“You are going to Isle Royale in an airplane,” she repeated slowly. “Then I shall tell you all about it—but on one condition!”

“Name it.” Sandy smiled.

“That you take me with you.”

A little cry of surprise ran round the room. For a space of seconds Sandy was silent. Then, with a look of sudden decision on his face, he said, “It’s a go!”

“And now, Jeanne,” Miss Mabee arose, “when our good friend Tum has put another log on the fire and we have all drawn up our chairs, suppose you tell us all about this very wonderful isle.”

So there, with the lights turned out, with the glow of the fire playing over her bewitching face, Jeanne told them of Isle Royale. She spoke of the deep, dark waters where lake trout gleam like silver; of the rocky shore where at times the waters of old Lake Superior come thundering in, and of the little lakes that lay gleaming among the dark green forests.
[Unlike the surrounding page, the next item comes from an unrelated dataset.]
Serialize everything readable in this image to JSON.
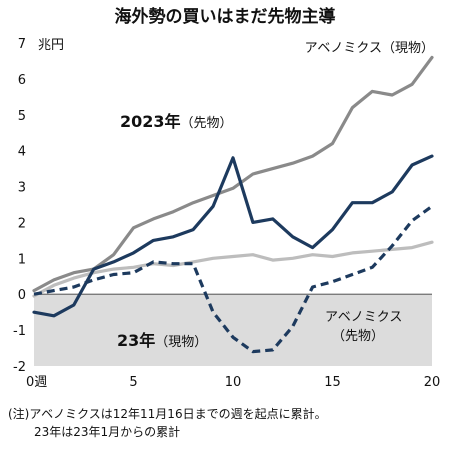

She told of wild moose that come down to the shores at sunset to dip their noses in the bluest of waters, then to lift their antlers high and send a challenge echoing away across the ridges. She told of the bush wolves who answered that challenge, then of the slow settling down of night that turned this whole little world to a pitchy black.

“And then,” she whispered, “the moon comes rolling like a golden chariot wheel over the ridge to paint a path of gold across those black waters. And you, not to be outdone by a mere moon, touch a match to your campfire and it blazes high to meet the stars.

“That,” she exclaimed, springing to her feet and executing a wild dance before the fire, “that is summer! What must it be in winter? All those tall spruce trees decorated with snow, all those little lakes gleaming like mirrors. And tracks through the snow—tracks of moose, bush wolves, lynx and beaver, mysterious tracks that wind on and on over the ridge. To think,” she cried, “we are to see all this!

“But Sandy!” Her mood changed. “You said they were trapping moose. Why should they trap any wild thing? That—why that’s like trapping a gypsy!”